While this crime wave affected all age groups, an unfortunate majority share of it was targeted at older individuals—with people over the age of 60 being the group with the heaviest financial losses ($966,062,236 last year). It’s been well-known for some time that scammers like to target this demographic because they aren’t necessarily digital natives, and they may be more vulnerable to online manipulation.
Last year, business email compromise/email account compromise (BEC/EAC) attacks remained one of the most prominent forms of criminal activity. In such attacks, a hacker will typically gain access to a company’s email account or spoof one, then manipulate employees into making fraudulent money transfers. In 2020, the IC3 received 19,369 BEC/EAC complaints, the financial losses from which reportedly totaled some $1.8 billion.
Other common forms of cybercrime, including phishing scams and ransomware, have continued to be popular enterprises, too. IC3 received a total of 241,342 complaints related to phishing scams in 2020, with adjusted losses that crested $54 million; meanwhile, 2,474 complaints came in related to ransomware, with a reported price-tag of over $29.1 million in losses.
Perhaps the most novel forms of crime to emerge last year involved ongoing online exploitation of the CARES Act, the federal economic relief package designed to help small businesses amidst the pandemic. As has been previously reported, CARES became a hotbed for hackers and online fraudsters looking to cash in on the free-flowing spigot of federal dollars. Organized fraud groups commonly submitted fake online unemployment claims in bulk, using stolen personal data or other means—and ultimately netted millions of dollars, in some cases. The report states:
“Fraudsters targeted the Coronavirus Aid, Relief, and Economic Security Act (CARES Act), which included provisions to help small businesses during the pandemic. The IC3 received thousands of complaints reporting emerging financial crime revolving around CARES Act stimulus funds, specifically targeting unemployment insurance, Paycheck Protection Program (PPP) loans, and Small Business Economic Injury Disaster Loans, as well as other COVID-related fraud.”
Since its inception in 2000, submissions to the IC3 have only continued to climb.

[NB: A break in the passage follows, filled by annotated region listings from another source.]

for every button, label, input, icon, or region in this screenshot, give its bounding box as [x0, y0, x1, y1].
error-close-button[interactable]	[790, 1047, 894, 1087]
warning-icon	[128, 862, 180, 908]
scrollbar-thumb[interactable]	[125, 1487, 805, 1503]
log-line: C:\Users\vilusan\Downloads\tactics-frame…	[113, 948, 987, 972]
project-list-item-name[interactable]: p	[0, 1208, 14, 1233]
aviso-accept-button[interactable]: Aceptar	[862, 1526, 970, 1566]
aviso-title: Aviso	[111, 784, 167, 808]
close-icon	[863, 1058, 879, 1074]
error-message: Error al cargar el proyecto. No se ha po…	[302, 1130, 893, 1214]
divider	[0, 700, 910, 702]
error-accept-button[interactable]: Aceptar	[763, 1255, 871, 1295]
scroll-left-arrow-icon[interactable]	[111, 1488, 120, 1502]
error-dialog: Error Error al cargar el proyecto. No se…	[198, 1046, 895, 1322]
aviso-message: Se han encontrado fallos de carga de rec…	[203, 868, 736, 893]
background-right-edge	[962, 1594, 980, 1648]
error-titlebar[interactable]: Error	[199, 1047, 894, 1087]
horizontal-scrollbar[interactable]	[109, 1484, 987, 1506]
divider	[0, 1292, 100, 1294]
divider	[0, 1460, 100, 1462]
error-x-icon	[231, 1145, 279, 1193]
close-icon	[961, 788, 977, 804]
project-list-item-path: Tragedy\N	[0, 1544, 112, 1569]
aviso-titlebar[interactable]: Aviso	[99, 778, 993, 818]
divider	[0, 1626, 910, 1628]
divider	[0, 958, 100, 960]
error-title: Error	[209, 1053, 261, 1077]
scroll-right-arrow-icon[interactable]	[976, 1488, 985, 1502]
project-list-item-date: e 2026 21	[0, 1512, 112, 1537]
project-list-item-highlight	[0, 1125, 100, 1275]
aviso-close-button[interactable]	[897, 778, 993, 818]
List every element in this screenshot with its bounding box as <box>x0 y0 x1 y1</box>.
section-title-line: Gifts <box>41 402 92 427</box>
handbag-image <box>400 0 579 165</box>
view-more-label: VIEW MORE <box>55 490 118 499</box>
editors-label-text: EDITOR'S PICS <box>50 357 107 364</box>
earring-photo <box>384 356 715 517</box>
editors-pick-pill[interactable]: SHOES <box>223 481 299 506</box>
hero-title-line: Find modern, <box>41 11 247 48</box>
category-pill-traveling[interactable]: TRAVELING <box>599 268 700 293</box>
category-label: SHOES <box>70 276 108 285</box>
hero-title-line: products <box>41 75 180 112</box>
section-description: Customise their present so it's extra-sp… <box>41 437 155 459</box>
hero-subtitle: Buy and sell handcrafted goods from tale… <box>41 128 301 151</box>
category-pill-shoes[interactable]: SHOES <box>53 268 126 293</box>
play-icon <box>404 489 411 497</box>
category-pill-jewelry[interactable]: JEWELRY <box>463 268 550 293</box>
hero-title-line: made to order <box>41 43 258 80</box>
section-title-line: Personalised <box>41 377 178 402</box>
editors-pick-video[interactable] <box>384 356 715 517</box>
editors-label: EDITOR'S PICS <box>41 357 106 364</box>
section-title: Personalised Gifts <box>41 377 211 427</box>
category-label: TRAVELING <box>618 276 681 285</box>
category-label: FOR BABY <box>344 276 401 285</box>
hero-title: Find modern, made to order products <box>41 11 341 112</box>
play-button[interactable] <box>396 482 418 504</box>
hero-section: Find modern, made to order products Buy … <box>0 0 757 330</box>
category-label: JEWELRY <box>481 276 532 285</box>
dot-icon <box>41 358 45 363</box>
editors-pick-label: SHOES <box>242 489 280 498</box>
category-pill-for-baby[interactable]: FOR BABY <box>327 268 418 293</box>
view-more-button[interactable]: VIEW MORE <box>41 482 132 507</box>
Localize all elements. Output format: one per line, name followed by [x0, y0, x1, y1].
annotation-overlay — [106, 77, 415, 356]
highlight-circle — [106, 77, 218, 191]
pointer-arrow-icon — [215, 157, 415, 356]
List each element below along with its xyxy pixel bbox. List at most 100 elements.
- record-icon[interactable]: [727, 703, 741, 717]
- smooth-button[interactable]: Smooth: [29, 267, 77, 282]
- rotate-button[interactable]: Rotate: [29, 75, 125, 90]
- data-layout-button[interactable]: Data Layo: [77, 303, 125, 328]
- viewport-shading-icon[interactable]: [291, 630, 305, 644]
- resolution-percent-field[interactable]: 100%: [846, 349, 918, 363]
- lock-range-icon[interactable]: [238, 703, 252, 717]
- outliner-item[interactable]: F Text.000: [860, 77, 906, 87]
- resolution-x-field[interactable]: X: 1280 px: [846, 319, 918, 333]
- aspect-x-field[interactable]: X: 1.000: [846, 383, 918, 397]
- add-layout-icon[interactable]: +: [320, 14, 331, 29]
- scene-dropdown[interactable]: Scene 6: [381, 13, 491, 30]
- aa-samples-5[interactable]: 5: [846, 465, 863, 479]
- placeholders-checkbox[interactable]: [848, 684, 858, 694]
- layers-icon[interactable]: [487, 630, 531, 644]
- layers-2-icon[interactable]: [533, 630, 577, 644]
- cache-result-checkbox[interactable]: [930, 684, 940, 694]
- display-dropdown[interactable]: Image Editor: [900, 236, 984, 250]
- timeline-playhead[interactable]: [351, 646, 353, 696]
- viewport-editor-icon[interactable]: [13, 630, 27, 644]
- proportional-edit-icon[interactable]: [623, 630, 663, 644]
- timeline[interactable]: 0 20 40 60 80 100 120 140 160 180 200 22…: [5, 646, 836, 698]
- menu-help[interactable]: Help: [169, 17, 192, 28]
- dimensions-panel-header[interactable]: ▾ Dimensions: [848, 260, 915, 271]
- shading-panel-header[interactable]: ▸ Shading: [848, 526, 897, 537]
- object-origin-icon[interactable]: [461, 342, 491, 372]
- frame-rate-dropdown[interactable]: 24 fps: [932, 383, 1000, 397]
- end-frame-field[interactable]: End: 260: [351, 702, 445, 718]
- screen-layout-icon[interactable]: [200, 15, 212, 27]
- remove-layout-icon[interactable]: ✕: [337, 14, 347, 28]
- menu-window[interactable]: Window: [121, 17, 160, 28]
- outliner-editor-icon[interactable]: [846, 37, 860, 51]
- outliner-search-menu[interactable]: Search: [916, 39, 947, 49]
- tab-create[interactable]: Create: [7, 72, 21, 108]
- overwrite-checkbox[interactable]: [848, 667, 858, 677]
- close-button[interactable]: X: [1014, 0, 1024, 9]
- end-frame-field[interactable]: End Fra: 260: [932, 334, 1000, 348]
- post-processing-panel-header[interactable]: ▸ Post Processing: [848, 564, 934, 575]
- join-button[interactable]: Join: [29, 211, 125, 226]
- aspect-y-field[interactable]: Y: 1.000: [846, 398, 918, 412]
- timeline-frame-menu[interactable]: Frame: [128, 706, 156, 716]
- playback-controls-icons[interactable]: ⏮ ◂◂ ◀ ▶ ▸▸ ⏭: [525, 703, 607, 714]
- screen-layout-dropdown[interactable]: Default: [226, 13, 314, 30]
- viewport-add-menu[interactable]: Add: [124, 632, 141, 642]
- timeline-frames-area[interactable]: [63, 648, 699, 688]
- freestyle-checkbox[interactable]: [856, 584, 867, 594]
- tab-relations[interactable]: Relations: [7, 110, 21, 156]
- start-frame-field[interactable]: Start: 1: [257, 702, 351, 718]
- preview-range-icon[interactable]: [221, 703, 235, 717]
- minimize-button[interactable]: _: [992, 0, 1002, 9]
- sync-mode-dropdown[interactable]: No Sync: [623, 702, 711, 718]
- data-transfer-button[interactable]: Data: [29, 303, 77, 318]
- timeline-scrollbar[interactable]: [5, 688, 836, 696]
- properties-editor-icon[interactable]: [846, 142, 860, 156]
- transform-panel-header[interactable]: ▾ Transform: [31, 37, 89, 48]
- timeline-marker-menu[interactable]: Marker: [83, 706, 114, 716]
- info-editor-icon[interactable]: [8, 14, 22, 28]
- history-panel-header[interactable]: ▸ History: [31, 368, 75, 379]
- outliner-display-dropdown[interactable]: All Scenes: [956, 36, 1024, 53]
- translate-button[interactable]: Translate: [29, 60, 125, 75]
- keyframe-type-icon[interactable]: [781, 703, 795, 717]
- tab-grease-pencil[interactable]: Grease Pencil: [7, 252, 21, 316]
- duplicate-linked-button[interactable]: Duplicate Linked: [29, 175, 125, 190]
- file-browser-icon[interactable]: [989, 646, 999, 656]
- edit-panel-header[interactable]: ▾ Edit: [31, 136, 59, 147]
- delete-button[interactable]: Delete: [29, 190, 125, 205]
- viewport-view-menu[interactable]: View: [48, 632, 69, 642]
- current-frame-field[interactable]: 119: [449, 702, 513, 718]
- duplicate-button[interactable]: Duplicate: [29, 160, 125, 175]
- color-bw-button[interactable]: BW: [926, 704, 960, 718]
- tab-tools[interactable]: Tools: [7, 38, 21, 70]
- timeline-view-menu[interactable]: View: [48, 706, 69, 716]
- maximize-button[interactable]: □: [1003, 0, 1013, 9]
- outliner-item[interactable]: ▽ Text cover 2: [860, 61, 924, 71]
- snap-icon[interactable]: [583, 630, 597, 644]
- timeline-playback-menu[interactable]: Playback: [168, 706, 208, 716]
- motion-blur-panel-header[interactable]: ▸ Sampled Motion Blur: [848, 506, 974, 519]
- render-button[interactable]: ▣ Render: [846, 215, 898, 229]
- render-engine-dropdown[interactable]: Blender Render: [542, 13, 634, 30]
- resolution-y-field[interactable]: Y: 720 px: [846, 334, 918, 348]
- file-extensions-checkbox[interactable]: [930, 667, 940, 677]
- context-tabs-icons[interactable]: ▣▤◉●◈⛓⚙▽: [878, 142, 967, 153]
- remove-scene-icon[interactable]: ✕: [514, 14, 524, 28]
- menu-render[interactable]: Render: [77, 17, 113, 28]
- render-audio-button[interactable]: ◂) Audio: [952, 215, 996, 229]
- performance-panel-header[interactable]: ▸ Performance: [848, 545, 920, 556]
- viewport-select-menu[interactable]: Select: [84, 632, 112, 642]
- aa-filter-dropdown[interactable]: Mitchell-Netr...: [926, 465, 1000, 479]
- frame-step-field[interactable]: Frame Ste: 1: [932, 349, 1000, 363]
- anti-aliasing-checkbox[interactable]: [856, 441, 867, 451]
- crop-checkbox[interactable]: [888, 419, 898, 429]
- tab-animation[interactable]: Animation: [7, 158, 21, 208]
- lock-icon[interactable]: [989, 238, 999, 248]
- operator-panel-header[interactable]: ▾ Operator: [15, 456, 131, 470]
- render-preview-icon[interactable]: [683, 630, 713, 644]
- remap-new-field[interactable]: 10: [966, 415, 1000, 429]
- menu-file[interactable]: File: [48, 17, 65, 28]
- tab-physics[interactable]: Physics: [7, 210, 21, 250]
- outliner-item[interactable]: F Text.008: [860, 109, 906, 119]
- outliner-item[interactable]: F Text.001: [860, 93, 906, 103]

Complaints filed to the agency have more than doubled since 2016, as have the reported profits lost as a result of those crimes. In the last five years alone, some $13.3 billion has been reported lost, the agency states. The lesson here? Stay away from malicious links, keep your personal data safe, and if you get a random email from someone asking for money, probably best just to send it to your spam folder.